Você devolveria uma mala cheia de dinheiro?
ÉTICA, MORAL E SISTEMA FINANCEIRO
O que você faria se encontrasse uma mala cheia de dinheiro?
Esta é uma pergunta clássica quando se fala em ética. Uns dizem que devolveriam, outros que ficariam com o dinheiro, a maioria afirma que analisaria o contexto, buscando informação sobre o perdedor do precioso bem. Então a sua ética estaria vinculada à do infeliz perdedor da mala. Se fosse alguém que sacou todas suas economias para pagar uma cirurgia, devolveria. Mas se fosse um político corrupto e descuidado, não devolveria.
Tenho um grande amigo que sustenta que o gesto de devolver se constitui num comportamento ético e antinatural. Ninguém pode conscientemente renunciar algo que não tem.
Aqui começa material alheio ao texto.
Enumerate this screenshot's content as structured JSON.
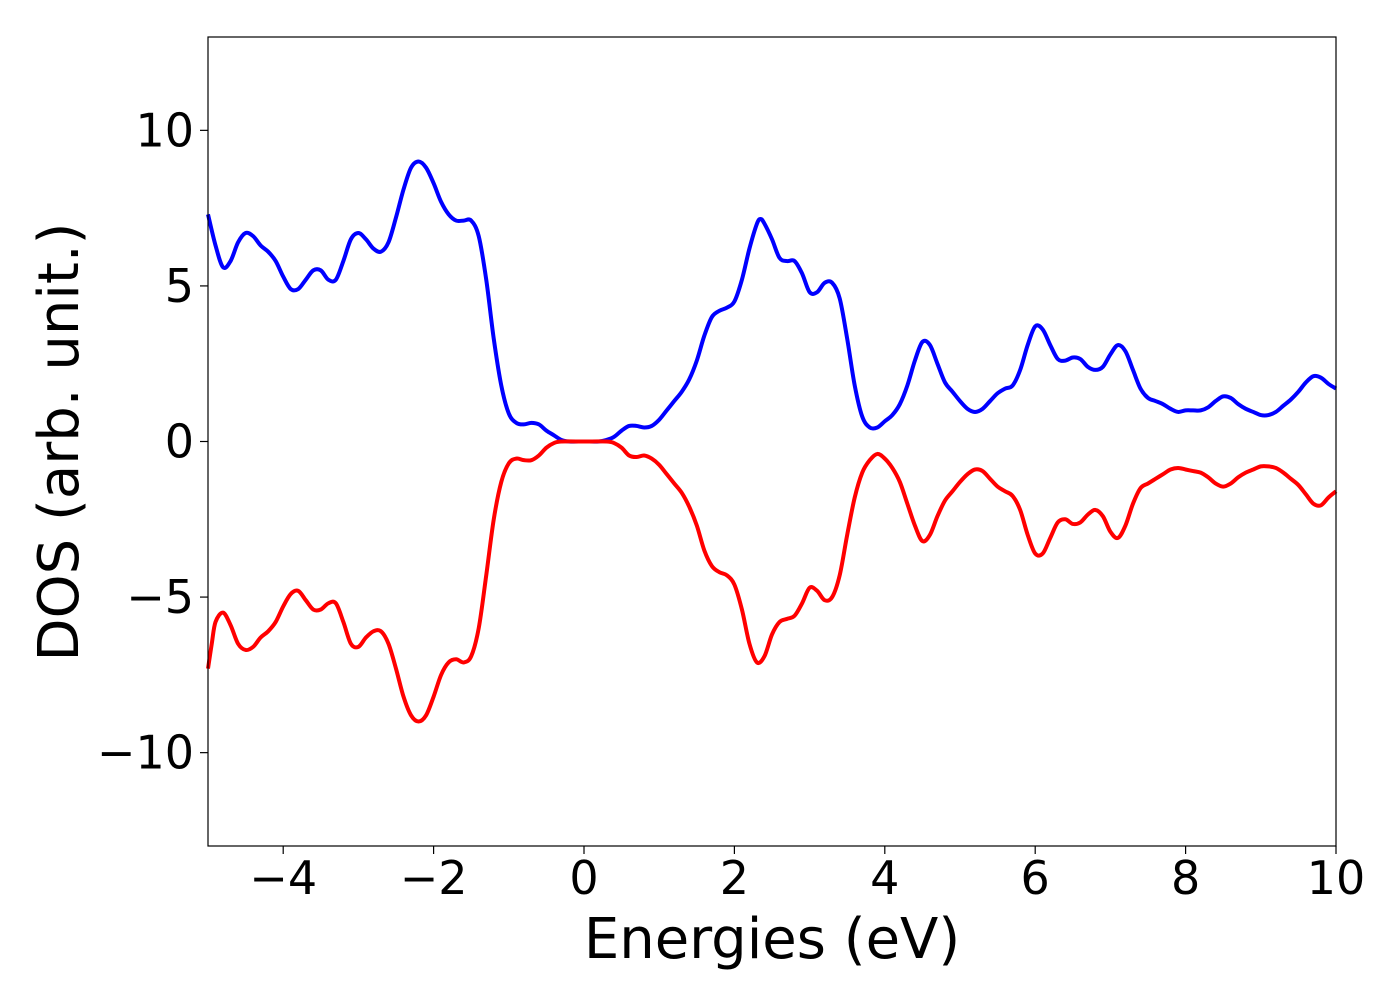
{
  "chart_data": {
    "type": "line",
    "xlabel": "Energies (eV)",
    "ylabel": "DOS (arb. unit.)",
    "xlim": [
      -5,
      10
    ],
    "ylim": [
      -13,
      13
    ],
    "x_ticks": [
      -4,
      -2,
      0,
      2,
      4,
      6,
      8,
      10
    ],
    "y_ticks": [
      -10,
      -5,
      0,
      5,
      10
    ],
    "x_tick_labels": [
      "−4",
      "−2",
      "0",
      "2",
      "4",
      "6",
      "8",
      "10"
    ],
    "y_tick_labels": [
      "−10",
      "−5",
      "0",
      "5",
      "10"
    ],
    "grid": false,
    "series": [
      {
        "color": "#0000ff",
        "points": [
          [
            -5.0,
            7.3
          ],
          [
            -4.9,
            6.3
          ],
          [
            -4.8,
            5.6
          ],
          [
            -4.7,
            5.8
          ],
          [
            -4.6,
            6.4
          ],
          [
            -4.5,
            6.7
          ],
          [
            -4.4,
            6.6
          ],
          [
            -4.3,
            6.3
          ],
          [
            -4.2,
            6.1
          ],
          [
            -4.1,
            5.8
          ],
          [
            -4.0,
            5.3
          ],
          [
            -3.9,
            4.9
          ],
          [
            -3.8,
            4.9
          ],
          [
            -3.7,
            5.2
          ],
          [
            -3.6,
            5.5
          ],
          [
            -3.5,
            5.5
          ],
          [
            -3.4,
            5.2
          ],
          [
            -3.3,
            5.2
          ],
          [
            -3.2,
            5.8
          ],
          [
            -3.1,
            6.5
          ],
          [
            -3.0,
            6.7
          ],
          [
            -2.9,
            6.5
          ],
          [
            -2.8,
            6.2
          ],
          [
            -2.7,
            6.1
          ],
          [
            -2.6,
            6.4
          ],
          [
            -2.5,
            7.2
          ],
          [
            -2.4,
            8.1
          ],
          [
            -2.3,
            8.8
          ],
          [
            -2.2,
            9.0
          ],
          [
            -2.1,
            8.8
          ],
          [
            -2.0,
            8.3
          ],
          [
            -1.9,
            7.7
          ],
          [
            -1.8,
            7.3
          ],
          [
            -1.7,
            7.1
          ],
          [
            -1.6,
            7.1
          ],
          [
            -1.5,
            7.1
          ],
          [
            -1.4,
            6.6
          ],
          [
            -1.3,
            5.2
          ],
          [
            -1.2,
            3.3
          ],
          [
            -1.1,
            1.8
          ],
          [
            -1.0,
            0.9
          ],
          [
            -0.9,
            0.6
          ],
          [
            -0.8,
            0.55
          ],
          [
            -0.7,
            0.6
          ],
          [
            -0.6,
            0.55
          ],
          [
            -0.5,
            0.35
          ],
          [
            -0.4,
            0.2
          ],
          [
            -0.3,
            0.05
          ],
          [
            -0.2,
            0.0
          ],
          [
            0.0,
            0.0
          ],
          [
            0.2,
            0.0
          ],
          [
            0.3,
            0.05
          ],
          [
            0.4,
            0.15
          ],
          [
            0.5,
            0.35
          ],
          [
            0.6,
            0.5
          ],
          [
            0.7,
            0.5
          ],
          [
            0.8,
            0.45
          ],
          [
            0.9,
            0.5
          ],
          [
            1.0,
            0.7
          ],
          [
            1.1,
            1.0
          ],
          [
            1.2,
            1.3
          ],
          [
            1.3,
            1.6
          ],
          [
            1.4,
            2.0
          ],
          [
            1.5,
            2.6
          ],
          [
            1.6,
            3.4
          ],
          [
            1.7,
            4.0
          ],
          [
            1.8,
            4.2
          ],
          [
            1.9,
            4.3
          ],
          [
            2.0,
            4.5
          ],
          [
            2.1,
            5.2
          ],
          [
            2.2,
            6.2
          ],
          [
            2.3,
            7.0
          ],
          [
            2.35,
            7.15
          ],
          [
            2.4,
            7.0
          ],
          [
            2.5,
            6.5
          ],
          [
            2.6,
            5.9
          ],
          [
            2.7,
            5.8
          ],
          [
            2.8,
            5.8
          ],
          [
            2.9,
            5.4
          ],
          [
            3.0,
            4.8
          ],
          [
            3.1,
            4.8
          ],
          [
            3.2,
            5.1
          ],
          [
            3.3,
            5.1
          ],
          [
            3.4,
            4.6
          ],
          [
            3.5,
            3.3
          ],
          [
            3.6,
            1.8
          ],
          [
            3.7,
            0.8
          ],
          [
            3.8,
            0.45
          ],
          [
            3.9,
            0.45
          ],
          [
            4.0,
            0.65
          ],
          [
            4.1,
            0.85
          ],
          [
            4.2,
            1.2
          ],
          [
            4.3,
            1.8
          ],
          [
            4.4,
            2.6
          ],
          [
            4.5,
            3.2
          ],
          [
            4.6,
            3.1
          ],
          [
            4.7,
            2.5
          ],
          [
            4.8,
            1.9
          ],
          [
            4.9,
            1.6
          ],
          [
            5.0,
            1.3
          ],
          [
            5.1,
            1.05
          ],
          [
            5.2,
            0.95
          ],
          [
            5.3,
            1.05
          ],
          [
            5.4,
            1.3
          ],
          [
            5.5,
            1.55
          ],
          [
            5.6,
            1.7
          ],
          [
            5.7,
            1.8
          ],
          [
            5.8,
            2.3
          ],
          [
            5.9,
            3.1
          ],
          [
            6.0,
            3.7
          ],
          [
            6.1,
            3.6
          ],
          [
            6.2,
            3.1
          ],
          [
            6.3,
            2.65
          ],
          [
            6.4,
            2.6
          ],
          [
            6.5,
            2.7
          ],
          [
            6.6,
            2.65
          ],
          [
            6.7,
            2.4
          ],
          [
            6.8,
            2.3
          ],
          [
            6.9,
            2.4
          ],
          [
            7.0,
            2.8
          ],
          [
            7.1,
            3.1
          ],
          [
            7.2,
            2.9
          ],
          [
            7.3,
            2.3
          ],
          [
            7.4,
            1.7
          ],
          [
            7.5,
            1.4
          ],
          [
            7.6,
            1.3
          ],
          [
            7.7,
            1.2
          ],
          [
            7.8,
            1.05
          ],
          [
            7.9,
            0.95
          ],
          [
            8.0,
            1.0
          ],
          [
            8.1,
            1.0
          ],
          [
            8.2,
            1.0
          ],
          [
            8.3,
            1.1
          ],
          [
            8.4,
            1.3
          ],
          [
            8.5,
            1.45
          ],
          [
            8.6,
            1.4
          ],
          [
            8.7,
            1.2
          ],
          [
            8.8,
            1.05
          ],
          [
            8.9,
            0.95
          ],
          [
            9.0,
            0.85
          ],
          [
            9.1,
            0.85
          ],
          [
            9.2,
            0.95
          ],
          [
            9.3,
            1.15
          ],
          [
            9.4,
            1.35
          ],
          [
            9.5,
            1.6
          ],
          [
            9.6,
            1.9
          ],
          [
            9.7,
            2.1
          ],
          [
            9.8,
            2.05
          ],
          [
            9.9,
            1.85
          ],
          [
            10.0,
            1.7
          ]
        ]
      },
      {
        "color": "#ff0000",
        "points": [
          [
            -5.0,
            -7.3
          ],
          [
            -4.95,
            -6.5
          ],
          [
            -4.9,
            -5.8
          ],
          [
            -4.8,
            -5.5
          ],
          [
            -4.7,
            -5.9
          ],
          [
            -4.6,
            -6.5
          ],
          [
            -4.5,
            -6.7
          ],
          [
            -4.4,
            -6.6
          ],
          [
            -4.3,
            -6.3
          ],
          [
            -4.2,
            -6.1
          ],
          [
            -4.1,
            -5.8
          ],
          [
            -4.0,
            -5.3
          ],
          [
            -3.9,
            -4.9
          ],
          [
            -3.8,
            -4.8
          ],
          [
            -3.7,
            -5.1
          ],
          [
            -3.6,
            -5.4
          ],
          [
            -3.5,
            -5.4
          ],
          [
            -3.4,
            -5.2
          ],
          [
            -3.3,
            -5.2
          ],
          [
            -3.2,
            -5.8
          ],
          [
            -3.1,
            -6.5
          ],
          [
            -3.0,
            -6.6
          ],
          [
            -2.9,
            -6.3
          ],
          [
            -2.8,
            -6.1
          ],
          [
            -2.7,
            -6.1
          ],
          [
            -2.6,
            -6.5
          ],
          [
            -2.5,
            -7.3
          ],
          [
            -2.4,
            -8.2
          ],
          [
            -2.3,
            -8.8
          ],
          [
            -2.2,
            -9.0
          ],
          [
            -2.1,
            -8.8
          ],
          [
            -2.0,
            -8.2
          ],
          [
            -1.9,
            -7.5
          ],
          [
            -1.8,
            -7.1
          ],
          [
            -1.7,
            -7.0
          ],
          [
            -1.6,
            -7.1
          ],
          [
            -1.5,
            -6.9
          ],
          [
            -1.4,
            -6.0
          ],
          [
            -1.3,
            -4.3
          ],
          [
            -1.2,
            -2.5
          ],
          [
            -1.1,
            -1.3
          ],
          [
            -1.0,
            -0.7
          ],
          [
            -0.9,
            -0.55
          ],
          [
            -0.8,
            -0.6
          ],
          [
            -0.7,
            -0.6
          ],
          [
            -0.6,
            -0.45
          ],
          [
            -0.5,
            -0.2
          ],
          [
            -0.4,
            -0.05
          ],
          [
            -0.3,
            0.0
          ],
          [
            0.0,
            0.0
          ],
          [
            0.3,
            0.0
          ],
          [
            0.4,
            -0.05
          ],
          [
            0.5,
            -0.2
          ],
          [
            0.6,
            -0.45
          ],
          [
            0.7,
            -0.5
          ],
          [
            0.8,
            -0.45
          ],
          [
            0.9,
            -0.55
          ],
          [
            1.0,
            -0.75
          ],
          [
            1.1,
            -1.05
          ],
          [
            1.2,
            -1.35
          ],
          [
            1.3,
            -1.65
          ],
          [
            1.4,
            -2.1
          ],
          [
            1.5,
            -2.7
          ],
          [
            1.6,
            -3.5
          ],
          [
            1.7,
            -4.0
          ],
          [
            1.8,
            -4.2
          ],
          [
            1.9,
            -4.3
          ],
          [
            2.0,
            -4.6
          ],
          [
            2.1,
            -5.4
          ],
          [
            2.2,
            -6.5
          ],
          [
            2.3,
            -7.1
          ],
          [
            2.4,
            -6.9
          ],
          [
            2.5,
            -6.2
          ],
          [
            2.6,
            -5.8
          ],
          [
            2.7,
            -5.7
          ],
          [
            2.8,
            -5.6
          ],
          [
            2.9,
            -5.2
          ],
          [
            3.0,
            -4.7
          ],
          [
            3.1,
            -4.8
          ],
          [
            3.2,
            -5.1
          ],
          [
            3.3,
            -5.0
          ],
          [
            3.4,
            -4.3
          ],
          [
            3.5,
            -3.0
          ],
          [
            3.6,
            -1.8
          ],
          [
            3.7,
            -1.0
          ],
          [
            3.8,
            -0.6
          ],
          [
            3.9,
            -0.4
          ],
          [
            4.0,
            -0.55
          ],
          [
            4.1,
            -0.85
          ],
          [
            4.2,
            -1.3
          ],
          [
            4.3,
            -2.0
          ],
          [
            4.4,
            -2.7
          ],
          [
            4.5,
            -3.2
          ],
          [
            4.6,
            -3.0
          ],
          [
            4.7,
            -2.4
          ],
          [
            4.8,
            -1.9
          ],
          [
            4.9,
            -1.6
          ],
          [
            5.0,
            -1.3
          ],
          [
            5.1,
            -1.05
          ],
          [
            5.2,
            -0.9
          ],
          [
            5.3,
            -0.95
          ],
          [
            5.4,
            -1.2
          ],
          [
            5.5,
            -1.45
          ],
          [
            5.6,
            -1.6
          ],
          [
            5.7,
            -1.75
          ],
          [
            5.8,
            -2.2
          ],
          [
            5.9,
            -3.0
          ],
          [
            6.0,
            -3.6
          ],
          [
            6.1,
            -3.6
          ],
          [
            6.2,
            -3.1
          ],
          [
            6.3,
            -2.6
          ],
          [
            6.4,
            -2.5
          ],
          [
            6.5,
            -2.65
          ],
          [
            6.6,
            -2.6
          ],
          [
            6.7,
            -2.35
          ],
          [
            6.8,
            -2.2
          ],
          [
            6.9,
            -2.4
          ],
          [
            7.0,
            -2.9
          ],
          [
            7.1,
            -3.1
          ],
          [
            7.2,
            -2.7
          ],
          [
            7.3,
            -2.0
          ],
          [
            7.4,
            -1.5
          ],
          [
            7.5,
            -1.35
          ],
          [
            7.6,
            -1.2
          ],
          [
            7.7,
            -1.05
          ],
          [
            7.8,
            -0.9
          ],
          [
            7.9,
            -0.85
          ],
          [
            8.0,
            -0.9
          ],
          [
            8.1,
            -0.95
          ],
          [
            8.2,
            -1.0
          ],
          [
            8.3,
            -1.15
          ],
          [
            8.4,
            -1.35
          ],
          [
            8.5,
            -1.45
          ],
          [
            8.6,
            -1.35
          ],
          [
            8.7,
            -1.15
          ],
          [
            8.8,
            -1.0
          ],
          [
            8.9,
            -0.9
          ],
          [
            9.0,
            -0.8
          ],
          [
            9.1,
            -0.8
          ],
          [
            9.2,
            -0.85
          ],
          [
            9.3,
            -1.0
          ],
          [
            9.4,
            -1.2
          ],
          [
            9.5,
            -1.4
          ],
          [
            9.6,
            -1.7
          ],
          [
            9.7,
            -2.0
          ],
          [
            9.8,
            -2.05
          ],
          [
            9.9,
            -1.8
          ],
          [
            10.0,
            -1.6
          ]
        ]
      }
    ]
  }
}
Se você não tem o dinheiro e o obtém num acaso imprevisível, somente uma imposição moral muito forte pode lhe convencer a devolver. Quem discutiria o ato de um mendigo deparar-se com um delicioso bombom caído no chão e comê-lo? Não haveria questionamento sobre a propriedade nem sobre o contexto ético e moral que envolveu a perda.
Nossa sociedade tem revelado uma inversão de valores surpreendente. A legislação protege mais o patrimônio do que a própria vida. O capital se concentra cada vez mais nas mãos de quem tem maiores recursos. Todos assistimos pela televisão, jornais e revistas a saga do empresário-apresentador Silvio Santos, diante do rombo no seu Banco Panamericano. Ele conseguiu um empréstimo de dois e meio bilhões de reais para pagar em dez anos, com carência e sem juros. Ora, se fosse uma pessoa comum pedindo dois mil e quinhentos reais para pagar em dez meses, certamente se depararia com exigência de documentos, cadastro, garantias e ainda teria que suportar juros, TAC, IOF e todos os tipos de encargos, que elevariam sua dívida a três, quatro mil reais.
Mas por que o sistema pode emprestar bilhões de reais sem juros a alguém que repassa esse empréstimo a juros extorsivos? Dizem que quem empresta é um fundo garantidor, que tem por missão evitar que o sistema bancário seja implodido. Se um banco quebrasse e o governo não garantisse o dinheiro dos depositantes, ninguém mais manteria seus recursos nas casas bancárias. Então o chamado meio circulante seria muito maior e o governo seria obrigado a emitir muito mais papel-moeda. Difícil de entender, não é? O sistema se protege e as regras que valem para as dívidas do cidadão comum não se aplicam às dos bancos e dos governos.
Você já parou para pensar em por que um cartão bancário serve em todos os lugares, menos nos outros bancos? Você paga com o seu cartão de débito ou de crédito as compras que faz em todos os lugares, se zanga quando o fornecedor não aceita pagamento em cartão. Até mesmo os vendedores ambulantes e os motoristas de táxi andam com aquelas maquininhas que tiram o dinheiro da sua conta e passam para a deles. Então, por que para pagar uma conta num banco você só pode usar o cartão daquele banco? O dinheiro não sai de sua conta e passa para a deles? Que diferença faz se você é ou não cliente daquele banco? A resposta é simples: as administradoras dos cartões cobram um percentual sobre cada transação; os bancos não gostam de pagar taxas, gostam é de cobrar.
O sistema financeiro tem transformado empresas e trabalhadores em devedores caloteiros. A concentração de valores nas mãos de grandes grupos financeiros torna a população refém dos banqueiros, que podem tomar empréstimos sem juros ou a taxas reduzidas para repassar à população comum, às empresas pequenas e médias, cobrando as maiores taxas do mundo e com a garantia de que poderão buscar o amparo de um fundo garantidor se seus negócios não derem certo.
Fica cada vez mais importante, para sobreviver no mundo moderno, seguir o ensinamento ancestral que recebemos de nossos pais: viva com modéstia, não gaste tudo o que tem, pague em dia as suas contas e, principalmente, não tome empréstimos.